DING: It was just necessary because there were so many people passing through the jail who had opioid addiction and who needed this treatment. And because they weren't getting it, were, going through a profoundly painful withdrawal, dealing with relentless opioid cravings and just at risk of relapse and overdose without the treatment.

SAINT: And how are you going to be able to keep a track on making sure that incarcerated people who need this medical care are receiving this treatment?

DING: One big area of concern is that there were significant racial disparities in who was being allowed to start treatment or get treatment and who wasn't. So, the rates at which people who are incarcerated people are black, who need this treatment, is much lower than for white folks. 

So I think that's reflective of the the overall reality that compliance has been inconsistent in different jurisdictions.

But we're hopeful that in the wake of this lawsuit, and in the wake of this new state law, that availability to this life saving treatment will be much stronger across the state.

SAINT: So do these prisons have this treatment available or is it an issue of cost of getting this treatment in?

DING: I think the cost issue is something that these correctional facilities have talked about before as an obstacle.
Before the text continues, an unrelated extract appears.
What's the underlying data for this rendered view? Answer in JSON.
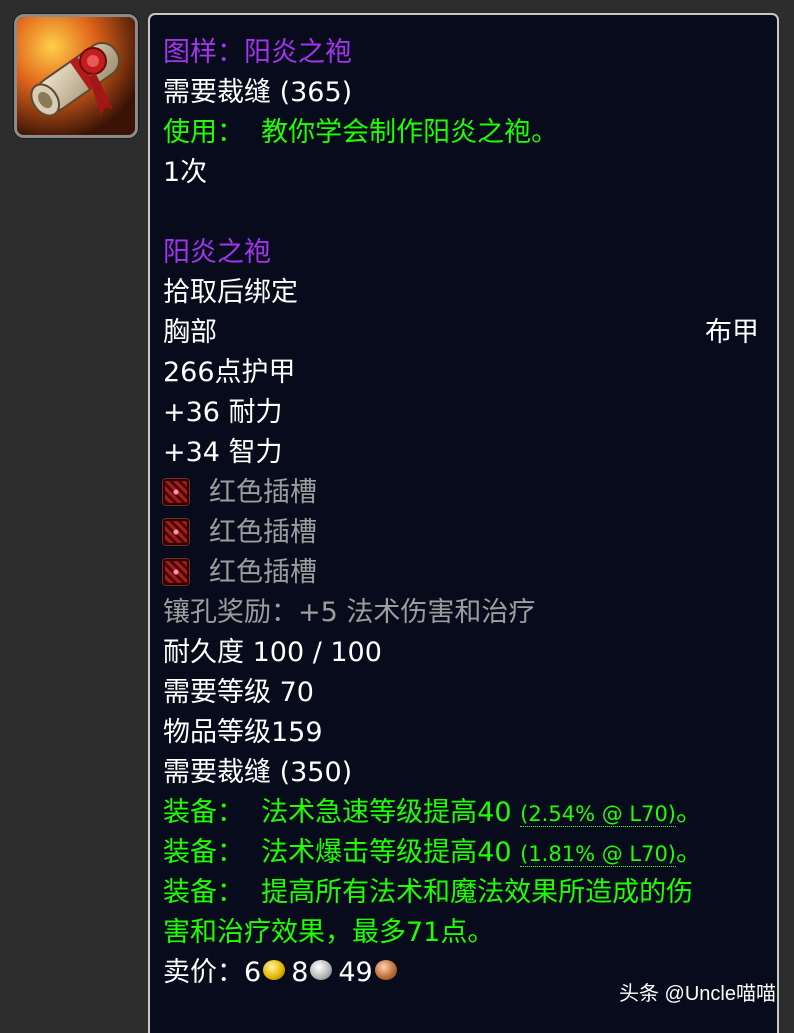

In the long run, making this treatment available is not just life saving, it's cost saving because it reduces the rate of, the use of contraband opioids, in jails and prisons.

It helps people, stay on treatment at much higher rates, which, makes it easier for them to adjust back to life in the community. Once you're released, it makes them much, much less likely to relapse and overdose. And so we think it's really a sort of a no brainer that this kind of treatment should be made widely available for people who need them.


SAINT: Terry, Thank you so much for talking with me today. 

DING: Yeah. Thank you for having me on.